Plethora of epidemiological studies indicated that cancer patients benefit from β-blockers usage. For instance, population-based cohort study from Denmark showed that β-blocker treatment reduces risk of death in malignant melanoma patients (Lemeshow et al. 2011). Similarly, Watkins et al. reported longer median overall survival in ovarian cancer patients receiving nonselective β-blockers compared to nonusers (2015). However, some other reports failed to confirm the association between β-blocker use and decreased mortality following ovarian cancer diagnosis (Eskander et al. 2012; Johannesdottir et al. 2013). It has been speculated that some of the epidemiological reports on β-blockers can suffer from the immortal person-time bias (Schmidt and Schmidt 2016). This type of statistical bias arises when exposure to β-blocker occurs after the start of follow-up (i.e. after the cancer diagnosis). In such case, the time that patients have to survive between the start of follow-up to the initiation of β-blocker intake is referred to as “immortal”, as the patient needs to survive it to be classified as exposed to the drug. Inclusion of this immortal time leads to overestimation of the overall survival time in exposed group compared to nonusers (Suissa 2008). Thus, skew by an immortal time bias can constitute a probable explanation to discrepancies in retrospective pharmacoepidemiological studies on β-blocker effectiveness in ovarian cancer, and possibly in other cancer types (Weberpals et al. 2016).

Conclusions

β-Blockers are commonly used drugs with well-defined pharmacokinetic and pharmacodynamic profiles and generally mild side effects (Hilal-Dandan et al. 2017). It would be greatly appreciated if these relatively inexpensive drugs were proven effective as supportive agents in standard chemotherapy or as standalone cancer prevention agents. Hopefully, ongoing clinical trials will confirm the feasibility of β-blockers usage in cancer management. However, in some types of cancer cells an opposite approach may be more suitable. Preclinical studies indicate that in some systems agonist-mediated activation of β-ARs efficiently suppresses cellular proliferation and, thus, is more beneficial than the treatment with β-blockers. We believe that there is an urgent need to understand why some cancer cells are susceptible to β-AR antagonists, while others are attenuated by agonists of β-ARs.
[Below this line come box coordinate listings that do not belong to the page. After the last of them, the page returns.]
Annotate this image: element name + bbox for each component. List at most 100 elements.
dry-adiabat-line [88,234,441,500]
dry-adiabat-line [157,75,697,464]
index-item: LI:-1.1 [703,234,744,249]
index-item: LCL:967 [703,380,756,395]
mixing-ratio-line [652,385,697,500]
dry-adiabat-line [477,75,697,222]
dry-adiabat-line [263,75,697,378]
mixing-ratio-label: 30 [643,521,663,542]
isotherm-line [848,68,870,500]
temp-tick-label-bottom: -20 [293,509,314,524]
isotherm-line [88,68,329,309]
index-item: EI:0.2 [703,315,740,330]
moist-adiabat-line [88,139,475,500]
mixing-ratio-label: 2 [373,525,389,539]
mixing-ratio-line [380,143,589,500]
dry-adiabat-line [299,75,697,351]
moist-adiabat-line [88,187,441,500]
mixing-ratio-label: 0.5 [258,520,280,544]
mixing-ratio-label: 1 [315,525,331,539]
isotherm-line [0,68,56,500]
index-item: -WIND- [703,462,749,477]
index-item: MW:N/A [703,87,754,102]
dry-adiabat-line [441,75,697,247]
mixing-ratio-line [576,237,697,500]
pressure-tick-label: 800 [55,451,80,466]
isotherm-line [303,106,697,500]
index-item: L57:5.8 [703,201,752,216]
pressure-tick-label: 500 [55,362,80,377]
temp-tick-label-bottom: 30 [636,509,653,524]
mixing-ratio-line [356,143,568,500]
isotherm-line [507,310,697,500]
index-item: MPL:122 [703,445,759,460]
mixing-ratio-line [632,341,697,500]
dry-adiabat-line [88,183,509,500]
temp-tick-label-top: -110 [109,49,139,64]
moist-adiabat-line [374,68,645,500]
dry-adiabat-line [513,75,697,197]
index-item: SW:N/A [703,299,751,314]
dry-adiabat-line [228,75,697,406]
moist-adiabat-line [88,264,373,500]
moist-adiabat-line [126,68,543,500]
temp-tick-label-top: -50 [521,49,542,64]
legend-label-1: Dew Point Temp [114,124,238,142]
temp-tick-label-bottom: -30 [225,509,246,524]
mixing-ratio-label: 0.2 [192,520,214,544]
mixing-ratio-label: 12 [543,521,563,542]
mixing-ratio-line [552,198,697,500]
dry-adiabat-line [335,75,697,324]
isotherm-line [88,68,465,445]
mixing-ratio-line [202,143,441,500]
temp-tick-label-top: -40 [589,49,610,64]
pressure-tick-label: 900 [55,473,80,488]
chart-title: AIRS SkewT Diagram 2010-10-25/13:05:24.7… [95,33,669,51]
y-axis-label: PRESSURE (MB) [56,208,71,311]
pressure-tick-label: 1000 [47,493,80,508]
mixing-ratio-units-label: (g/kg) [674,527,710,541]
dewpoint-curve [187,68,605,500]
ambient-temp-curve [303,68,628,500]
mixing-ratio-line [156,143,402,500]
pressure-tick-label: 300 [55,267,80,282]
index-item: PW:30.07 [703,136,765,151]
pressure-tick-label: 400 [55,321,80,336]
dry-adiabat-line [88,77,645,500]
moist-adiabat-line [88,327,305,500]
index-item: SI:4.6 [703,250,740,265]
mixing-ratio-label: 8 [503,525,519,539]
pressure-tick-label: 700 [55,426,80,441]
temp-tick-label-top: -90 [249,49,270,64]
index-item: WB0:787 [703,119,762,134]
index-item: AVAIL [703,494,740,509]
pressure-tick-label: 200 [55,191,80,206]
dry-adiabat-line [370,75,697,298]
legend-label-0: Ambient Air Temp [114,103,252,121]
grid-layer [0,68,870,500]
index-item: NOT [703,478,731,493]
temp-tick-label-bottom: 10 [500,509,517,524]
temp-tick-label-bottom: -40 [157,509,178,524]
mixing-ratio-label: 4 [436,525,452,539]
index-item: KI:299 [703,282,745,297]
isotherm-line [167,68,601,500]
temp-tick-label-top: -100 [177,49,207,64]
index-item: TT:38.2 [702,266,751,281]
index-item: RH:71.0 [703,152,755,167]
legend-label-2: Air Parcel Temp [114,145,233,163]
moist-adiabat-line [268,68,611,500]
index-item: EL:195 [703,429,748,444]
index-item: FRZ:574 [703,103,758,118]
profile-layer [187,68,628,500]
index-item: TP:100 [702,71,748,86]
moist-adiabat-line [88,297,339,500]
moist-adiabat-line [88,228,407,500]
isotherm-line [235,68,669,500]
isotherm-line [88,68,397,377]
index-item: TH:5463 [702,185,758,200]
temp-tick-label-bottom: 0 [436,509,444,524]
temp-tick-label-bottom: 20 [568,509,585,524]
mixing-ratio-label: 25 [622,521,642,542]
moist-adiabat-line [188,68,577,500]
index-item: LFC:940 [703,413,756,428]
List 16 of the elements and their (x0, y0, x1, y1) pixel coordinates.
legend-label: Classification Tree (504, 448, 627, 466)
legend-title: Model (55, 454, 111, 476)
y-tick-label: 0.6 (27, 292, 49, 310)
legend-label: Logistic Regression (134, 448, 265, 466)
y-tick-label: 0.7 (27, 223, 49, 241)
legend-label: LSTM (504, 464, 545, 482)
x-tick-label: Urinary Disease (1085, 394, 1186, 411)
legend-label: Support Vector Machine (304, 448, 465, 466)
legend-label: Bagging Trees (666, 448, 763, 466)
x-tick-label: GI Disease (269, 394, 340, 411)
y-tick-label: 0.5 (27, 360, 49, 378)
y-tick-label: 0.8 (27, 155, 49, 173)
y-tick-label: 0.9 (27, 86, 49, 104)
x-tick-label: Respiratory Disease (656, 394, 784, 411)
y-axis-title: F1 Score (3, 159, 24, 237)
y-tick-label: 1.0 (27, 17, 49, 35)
We fully agree with Coelho et al. that further studies are necessary to decipher the complexity of intracellular signaling triggered by different classes of β-AR ligands. When studying effects of such compounds, one should take into account the qualitative and quantitative variability in the composition of cellular signaling machinery, including the expression level and localization of adrenoceptors (Gargiulo et al. 2014) and downstream signaling proteins (Skalhegg and Tasken 2000) in the cells of interest. Availability of non-adrenergic receptors to oligomerize with β-ARs should be also acknowledged (Wnorowski and Jozwiak 2014). Moreover, single-dose experiments should be avoided in favor of dose-ranging studies, as cellular responses to β-AR ligands tend to follow biphasic, bell-shaped or U-shaped curves (Bruzzone et al. 2014; Wnorowski et al. 2015). With new data being consistently generated, we may ultimately be able to predict the cellular responses of a given cell type to agonists and antagonists of β-ARs and exploit this knowledge to produce desired cellular effect, hopefully in clinically relevant manner.